Methadone and buprenorphine can be abused and both can cause overdoses, particularly methadone. But researchers have found that methadone prevents more overdose deaths than it causes.
For most patients, medication combined with counseling is superior to other strategies, according to the American Society of Addiction Medicine.
OTHER OPTIONS
"What's right for one person isn't necessarily right for another person," Price said during a May 9 visit to West Virginia.
When asked whether he and his team leaned toward medication or faith-based approaches to opioid addiction, his reply lined up with those who favor abstinence.
Abstinence-only philosophies "are not scientifically supported," according to the first surgeon general's report on addiction, published in November.
Yet people who describe themselves as in recovery consistently say abstinence is important. All told, remission from opioid addiction can take years and multiple tries at treatment.
"The public needs to know that there are proven, effective treatments for opioid addiction," former U.S. General Vivek Murthy told The Associated Press. Murthy was fired by the Trump administration after he refused to resign.
Price also mentioned a non-opioid alternative - namely an injection of naltrexone called Vivitrol - as "exciting stuff." Vivitrol, a newer drug, can be used only with patients who have completely detoxed and has a limited track record compared to buprenorphine and methadone.

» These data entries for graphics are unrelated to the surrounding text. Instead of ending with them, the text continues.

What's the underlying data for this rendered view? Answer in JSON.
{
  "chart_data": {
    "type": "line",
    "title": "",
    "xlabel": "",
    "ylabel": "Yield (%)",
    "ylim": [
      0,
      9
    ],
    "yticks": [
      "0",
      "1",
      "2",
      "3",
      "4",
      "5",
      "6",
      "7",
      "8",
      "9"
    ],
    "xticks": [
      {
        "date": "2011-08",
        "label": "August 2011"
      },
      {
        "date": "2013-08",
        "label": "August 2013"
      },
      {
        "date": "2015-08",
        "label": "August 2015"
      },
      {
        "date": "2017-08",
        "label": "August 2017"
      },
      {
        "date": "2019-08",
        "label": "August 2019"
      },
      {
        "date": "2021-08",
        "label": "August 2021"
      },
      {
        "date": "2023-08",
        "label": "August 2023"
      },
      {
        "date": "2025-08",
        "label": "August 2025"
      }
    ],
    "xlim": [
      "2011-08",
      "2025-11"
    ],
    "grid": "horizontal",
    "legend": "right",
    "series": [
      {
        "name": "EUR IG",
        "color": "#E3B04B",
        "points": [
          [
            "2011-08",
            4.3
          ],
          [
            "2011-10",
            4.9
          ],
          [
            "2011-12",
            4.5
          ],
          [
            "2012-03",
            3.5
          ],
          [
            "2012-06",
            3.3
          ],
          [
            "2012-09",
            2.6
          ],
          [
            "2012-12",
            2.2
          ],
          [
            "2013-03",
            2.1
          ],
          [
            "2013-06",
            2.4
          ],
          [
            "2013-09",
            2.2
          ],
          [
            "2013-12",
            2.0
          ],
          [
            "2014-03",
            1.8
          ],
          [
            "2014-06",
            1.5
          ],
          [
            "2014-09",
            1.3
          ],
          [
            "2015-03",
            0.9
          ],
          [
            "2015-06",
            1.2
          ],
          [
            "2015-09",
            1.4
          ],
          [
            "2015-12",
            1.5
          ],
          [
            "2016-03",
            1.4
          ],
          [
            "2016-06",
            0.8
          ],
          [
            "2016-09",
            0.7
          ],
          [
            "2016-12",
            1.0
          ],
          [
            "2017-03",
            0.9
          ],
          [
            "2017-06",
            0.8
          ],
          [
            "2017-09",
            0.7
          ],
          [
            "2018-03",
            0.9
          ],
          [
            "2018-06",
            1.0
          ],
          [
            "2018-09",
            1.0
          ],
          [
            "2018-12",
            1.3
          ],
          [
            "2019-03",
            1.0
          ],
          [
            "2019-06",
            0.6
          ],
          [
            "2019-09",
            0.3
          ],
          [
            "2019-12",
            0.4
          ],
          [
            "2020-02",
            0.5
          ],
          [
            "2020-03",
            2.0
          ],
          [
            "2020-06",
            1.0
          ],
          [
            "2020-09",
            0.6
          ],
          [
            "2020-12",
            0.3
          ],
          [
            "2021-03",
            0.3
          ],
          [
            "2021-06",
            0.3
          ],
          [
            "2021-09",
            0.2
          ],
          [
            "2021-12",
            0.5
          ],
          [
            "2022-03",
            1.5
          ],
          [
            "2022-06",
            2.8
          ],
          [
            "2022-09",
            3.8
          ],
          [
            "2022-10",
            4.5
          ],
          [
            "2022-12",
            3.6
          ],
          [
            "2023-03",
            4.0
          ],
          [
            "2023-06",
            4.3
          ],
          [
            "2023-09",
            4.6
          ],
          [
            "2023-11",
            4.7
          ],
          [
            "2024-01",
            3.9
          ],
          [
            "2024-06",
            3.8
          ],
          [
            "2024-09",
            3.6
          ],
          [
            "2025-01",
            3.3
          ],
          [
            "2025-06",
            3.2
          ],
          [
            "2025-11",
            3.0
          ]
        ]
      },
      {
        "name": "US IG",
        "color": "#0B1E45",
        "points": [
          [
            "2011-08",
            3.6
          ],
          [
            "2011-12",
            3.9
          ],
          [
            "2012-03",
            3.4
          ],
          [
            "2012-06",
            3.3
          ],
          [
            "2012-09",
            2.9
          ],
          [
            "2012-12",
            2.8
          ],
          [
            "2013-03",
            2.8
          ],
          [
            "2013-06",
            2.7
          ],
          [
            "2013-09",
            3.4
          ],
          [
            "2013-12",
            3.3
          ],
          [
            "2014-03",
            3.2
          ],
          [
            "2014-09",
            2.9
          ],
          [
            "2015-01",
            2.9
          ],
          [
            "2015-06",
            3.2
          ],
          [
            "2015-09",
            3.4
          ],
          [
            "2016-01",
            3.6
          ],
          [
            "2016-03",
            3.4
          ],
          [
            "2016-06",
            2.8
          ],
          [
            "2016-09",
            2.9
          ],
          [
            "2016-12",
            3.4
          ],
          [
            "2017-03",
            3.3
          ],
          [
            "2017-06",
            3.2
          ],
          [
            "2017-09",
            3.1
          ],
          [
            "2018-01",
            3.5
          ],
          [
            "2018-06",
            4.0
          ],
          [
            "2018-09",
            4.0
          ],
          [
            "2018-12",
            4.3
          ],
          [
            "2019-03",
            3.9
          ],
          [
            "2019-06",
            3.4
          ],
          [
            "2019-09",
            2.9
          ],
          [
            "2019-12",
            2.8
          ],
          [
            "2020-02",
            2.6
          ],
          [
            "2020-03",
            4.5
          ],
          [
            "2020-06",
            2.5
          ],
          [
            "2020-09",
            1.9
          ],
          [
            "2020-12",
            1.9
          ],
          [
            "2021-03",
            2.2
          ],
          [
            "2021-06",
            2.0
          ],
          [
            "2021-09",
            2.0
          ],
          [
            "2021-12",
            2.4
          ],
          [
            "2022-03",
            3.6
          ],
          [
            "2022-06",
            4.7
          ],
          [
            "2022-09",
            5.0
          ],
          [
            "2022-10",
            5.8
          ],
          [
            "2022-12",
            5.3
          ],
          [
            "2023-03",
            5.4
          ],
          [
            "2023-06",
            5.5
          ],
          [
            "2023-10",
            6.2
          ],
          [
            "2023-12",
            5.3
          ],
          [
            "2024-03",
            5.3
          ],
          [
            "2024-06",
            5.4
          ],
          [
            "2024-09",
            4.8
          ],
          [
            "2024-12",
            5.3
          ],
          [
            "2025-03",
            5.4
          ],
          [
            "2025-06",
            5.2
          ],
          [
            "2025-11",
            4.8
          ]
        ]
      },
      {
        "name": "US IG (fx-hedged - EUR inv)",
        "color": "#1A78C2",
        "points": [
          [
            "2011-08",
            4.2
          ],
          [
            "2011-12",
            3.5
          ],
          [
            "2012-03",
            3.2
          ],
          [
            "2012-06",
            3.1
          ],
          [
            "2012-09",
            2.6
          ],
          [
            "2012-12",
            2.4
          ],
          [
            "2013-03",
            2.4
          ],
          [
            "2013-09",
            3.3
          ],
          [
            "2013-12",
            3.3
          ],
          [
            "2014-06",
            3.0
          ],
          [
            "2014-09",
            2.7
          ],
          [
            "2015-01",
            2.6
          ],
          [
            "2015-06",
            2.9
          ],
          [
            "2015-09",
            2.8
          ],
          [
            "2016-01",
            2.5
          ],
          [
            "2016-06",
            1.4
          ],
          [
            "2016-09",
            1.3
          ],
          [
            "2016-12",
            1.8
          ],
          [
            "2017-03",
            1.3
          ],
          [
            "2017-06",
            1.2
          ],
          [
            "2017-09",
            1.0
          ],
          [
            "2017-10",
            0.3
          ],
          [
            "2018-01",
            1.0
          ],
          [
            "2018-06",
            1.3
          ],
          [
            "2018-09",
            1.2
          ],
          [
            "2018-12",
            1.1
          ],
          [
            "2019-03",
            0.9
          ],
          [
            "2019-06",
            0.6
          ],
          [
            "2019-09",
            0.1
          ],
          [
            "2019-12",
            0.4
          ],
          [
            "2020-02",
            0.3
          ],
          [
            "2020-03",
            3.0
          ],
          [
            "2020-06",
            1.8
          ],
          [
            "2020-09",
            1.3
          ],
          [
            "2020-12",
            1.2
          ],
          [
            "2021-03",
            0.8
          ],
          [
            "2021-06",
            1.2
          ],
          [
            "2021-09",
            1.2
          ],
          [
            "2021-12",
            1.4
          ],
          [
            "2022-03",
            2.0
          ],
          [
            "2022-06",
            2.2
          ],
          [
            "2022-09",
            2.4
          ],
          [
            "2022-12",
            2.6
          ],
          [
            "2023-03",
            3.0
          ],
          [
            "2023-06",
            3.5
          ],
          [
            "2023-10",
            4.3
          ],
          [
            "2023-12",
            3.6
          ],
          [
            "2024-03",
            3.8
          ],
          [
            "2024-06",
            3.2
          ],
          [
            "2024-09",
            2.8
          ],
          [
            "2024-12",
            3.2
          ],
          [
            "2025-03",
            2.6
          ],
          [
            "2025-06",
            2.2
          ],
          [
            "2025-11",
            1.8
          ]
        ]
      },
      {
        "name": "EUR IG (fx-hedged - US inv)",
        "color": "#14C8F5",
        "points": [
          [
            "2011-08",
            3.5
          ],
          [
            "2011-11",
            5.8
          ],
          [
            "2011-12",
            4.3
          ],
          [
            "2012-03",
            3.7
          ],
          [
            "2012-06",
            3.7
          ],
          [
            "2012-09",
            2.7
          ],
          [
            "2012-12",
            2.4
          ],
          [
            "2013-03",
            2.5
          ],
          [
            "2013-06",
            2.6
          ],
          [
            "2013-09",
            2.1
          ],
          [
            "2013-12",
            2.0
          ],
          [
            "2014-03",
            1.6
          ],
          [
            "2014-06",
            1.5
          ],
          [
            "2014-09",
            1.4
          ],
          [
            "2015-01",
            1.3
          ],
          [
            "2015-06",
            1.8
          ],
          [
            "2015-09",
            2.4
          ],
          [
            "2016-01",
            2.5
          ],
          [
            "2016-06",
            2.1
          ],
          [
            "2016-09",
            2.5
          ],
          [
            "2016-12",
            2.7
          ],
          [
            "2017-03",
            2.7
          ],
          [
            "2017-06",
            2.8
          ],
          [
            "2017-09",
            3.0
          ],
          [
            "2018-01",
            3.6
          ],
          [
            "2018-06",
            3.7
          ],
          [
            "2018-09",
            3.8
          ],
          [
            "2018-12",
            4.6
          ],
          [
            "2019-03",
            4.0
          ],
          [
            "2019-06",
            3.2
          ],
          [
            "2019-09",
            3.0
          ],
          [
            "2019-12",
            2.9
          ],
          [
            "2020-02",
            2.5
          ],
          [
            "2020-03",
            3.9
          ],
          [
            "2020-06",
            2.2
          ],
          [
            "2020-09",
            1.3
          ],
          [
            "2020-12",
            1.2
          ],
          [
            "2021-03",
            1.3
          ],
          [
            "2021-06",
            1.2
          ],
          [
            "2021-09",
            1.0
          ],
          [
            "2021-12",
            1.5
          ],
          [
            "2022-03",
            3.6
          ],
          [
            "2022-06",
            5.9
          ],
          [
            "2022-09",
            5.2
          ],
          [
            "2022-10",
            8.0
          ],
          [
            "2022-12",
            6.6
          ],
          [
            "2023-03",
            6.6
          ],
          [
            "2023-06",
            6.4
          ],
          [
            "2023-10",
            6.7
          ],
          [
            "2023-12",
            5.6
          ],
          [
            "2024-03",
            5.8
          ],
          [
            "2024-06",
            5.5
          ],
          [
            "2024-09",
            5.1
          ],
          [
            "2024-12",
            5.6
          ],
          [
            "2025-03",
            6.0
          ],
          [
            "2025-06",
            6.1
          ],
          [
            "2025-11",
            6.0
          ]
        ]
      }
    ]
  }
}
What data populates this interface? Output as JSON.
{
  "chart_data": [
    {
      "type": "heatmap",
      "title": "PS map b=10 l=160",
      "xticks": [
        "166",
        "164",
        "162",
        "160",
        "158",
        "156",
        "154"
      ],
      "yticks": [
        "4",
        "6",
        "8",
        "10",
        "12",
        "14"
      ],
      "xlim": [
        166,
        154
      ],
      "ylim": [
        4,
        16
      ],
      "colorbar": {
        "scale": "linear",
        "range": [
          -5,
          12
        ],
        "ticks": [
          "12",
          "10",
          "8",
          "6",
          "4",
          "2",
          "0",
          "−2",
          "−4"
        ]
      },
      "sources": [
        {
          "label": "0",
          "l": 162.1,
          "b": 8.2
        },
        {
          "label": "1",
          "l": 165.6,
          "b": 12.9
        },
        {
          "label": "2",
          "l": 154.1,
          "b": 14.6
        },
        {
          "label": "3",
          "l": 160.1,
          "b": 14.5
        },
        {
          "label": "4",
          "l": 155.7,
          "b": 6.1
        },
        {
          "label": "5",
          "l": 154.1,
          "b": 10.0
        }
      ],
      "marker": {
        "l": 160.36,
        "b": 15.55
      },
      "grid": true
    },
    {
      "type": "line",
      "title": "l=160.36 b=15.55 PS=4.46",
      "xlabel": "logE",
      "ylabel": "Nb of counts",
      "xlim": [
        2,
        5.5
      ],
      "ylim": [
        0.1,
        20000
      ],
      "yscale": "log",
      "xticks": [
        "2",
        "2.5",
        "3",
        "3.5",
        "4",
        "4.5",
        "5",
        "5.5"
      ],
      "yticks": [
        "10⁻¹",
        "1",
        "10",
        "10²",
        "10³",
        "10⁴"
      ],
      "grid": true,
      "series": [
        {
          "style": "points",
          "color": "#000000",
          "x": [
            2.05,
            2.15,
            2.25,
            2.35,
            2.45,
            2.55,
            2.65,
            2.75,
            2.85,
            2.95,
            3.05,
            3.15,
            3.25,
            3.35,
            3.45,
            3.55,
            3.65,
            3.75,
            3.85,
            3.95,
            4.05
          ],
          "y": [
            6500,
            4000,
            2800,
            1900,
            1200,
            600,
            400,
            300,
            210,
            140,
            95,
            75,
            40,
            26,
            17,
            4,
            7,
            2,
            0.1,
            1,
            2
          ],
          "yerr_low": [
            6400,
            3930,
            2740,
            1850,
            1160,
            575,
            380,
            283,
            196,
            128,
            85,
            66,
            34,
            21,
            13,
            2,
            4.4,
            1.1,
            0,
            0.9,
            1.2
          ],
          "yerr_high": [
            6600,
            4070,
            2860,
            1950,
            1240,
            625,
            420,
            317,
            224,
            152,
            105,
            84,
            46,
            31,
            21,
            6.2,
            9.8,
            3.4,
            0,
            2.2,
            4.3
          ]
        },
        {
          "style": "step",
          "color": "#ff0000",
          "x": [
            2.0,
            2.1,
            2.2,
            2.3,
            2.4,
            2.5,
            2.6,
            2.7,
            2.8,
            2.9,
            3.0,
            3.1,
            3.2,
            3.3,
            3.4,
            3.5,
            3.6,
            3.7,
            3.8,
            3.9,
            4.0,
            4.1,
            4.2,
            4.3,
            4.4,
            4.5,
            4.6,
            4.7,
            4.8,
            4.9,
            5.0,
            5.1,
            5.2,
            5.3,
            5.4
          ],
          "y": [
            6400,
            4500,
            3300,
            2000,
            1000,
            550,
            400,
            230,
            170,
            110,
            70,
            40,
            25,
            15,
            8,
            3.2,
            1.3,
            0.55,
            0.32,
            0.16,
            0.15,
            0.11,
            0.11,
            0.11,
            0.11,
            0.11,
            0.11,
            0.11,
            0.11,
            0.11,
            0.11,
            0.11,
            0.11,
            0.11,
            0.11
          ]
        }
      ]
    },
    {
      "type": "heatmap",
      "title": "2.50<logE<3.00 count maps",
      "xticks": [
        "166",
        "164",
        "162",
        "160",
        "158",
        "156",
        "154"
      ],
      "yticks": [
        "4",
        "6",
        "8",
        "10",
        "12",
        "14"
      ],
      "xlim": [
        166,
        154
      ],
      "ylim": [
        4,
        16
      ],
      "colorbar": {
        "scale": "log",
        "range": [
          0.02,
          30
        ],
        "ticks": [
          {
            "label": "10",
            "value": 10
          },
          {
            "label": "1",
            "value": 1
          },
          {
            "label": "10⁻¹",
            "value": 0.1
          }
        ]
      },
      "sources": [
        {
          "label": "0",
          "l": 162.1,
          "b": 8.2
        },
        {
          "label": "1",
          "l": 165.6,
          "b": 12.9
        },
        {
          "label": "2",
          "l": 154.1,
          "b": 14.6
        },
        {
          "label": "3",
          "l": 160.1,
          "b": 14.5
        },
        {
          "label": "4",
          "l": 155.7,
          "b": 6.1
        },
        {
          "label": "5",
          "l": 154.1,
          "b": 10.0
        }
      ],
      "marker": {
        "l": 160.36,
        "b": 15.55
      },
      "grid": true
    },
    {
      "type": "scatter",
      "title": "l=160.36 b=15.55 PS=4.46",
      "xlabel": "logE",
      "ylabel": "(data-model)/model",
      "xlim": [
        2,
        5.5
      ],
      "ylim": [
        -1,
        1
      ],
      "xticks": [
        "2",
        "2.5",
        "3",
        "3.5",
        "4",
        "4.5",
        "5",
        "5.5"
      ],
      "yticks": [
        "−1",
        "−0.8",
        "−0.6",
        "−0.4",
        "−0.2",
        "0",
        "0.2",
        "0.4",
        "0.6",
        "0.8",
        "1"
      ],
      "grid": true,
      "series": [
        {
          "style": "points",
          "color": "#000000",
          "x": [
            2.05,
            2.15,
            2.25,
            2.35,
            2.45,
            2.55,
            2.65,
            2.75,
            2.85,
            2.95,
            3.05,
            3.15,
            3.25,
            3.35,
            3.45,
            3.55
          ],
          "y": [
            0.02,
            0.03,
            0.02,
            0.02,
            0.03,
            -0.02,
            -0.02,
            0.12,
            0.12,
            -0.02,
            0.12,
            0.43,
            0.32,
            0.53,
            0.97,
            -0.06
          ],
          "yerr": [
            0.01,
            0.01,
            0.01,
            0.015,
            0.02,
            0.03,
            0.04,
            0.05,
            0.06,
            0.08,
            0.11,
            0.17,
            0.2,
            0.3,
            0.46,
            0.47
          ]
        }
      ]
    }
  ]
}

Early studies have shown promise, but relapse is a danger after injections stop.
Health and Human Services spokeswoman Alleigh Marre told AP that Price's comments don't signal a policy change. Price "has argued that we should be open and supportive to the broadest range of options, from medication-assisted treatments - including methadone, buprenorphine, or naltrexone - to faith-based recovery programs," Marre said.
Not informing patients about the effectiveness of treating addiction with medication is like a doctor not telling a cancer patient about chemotherapy, said Dr. Mark Willenbring, a former director of treatment research at the National Institute for Alcohol Abuse and Alcoholism. "Scientifically, this is a settled matter."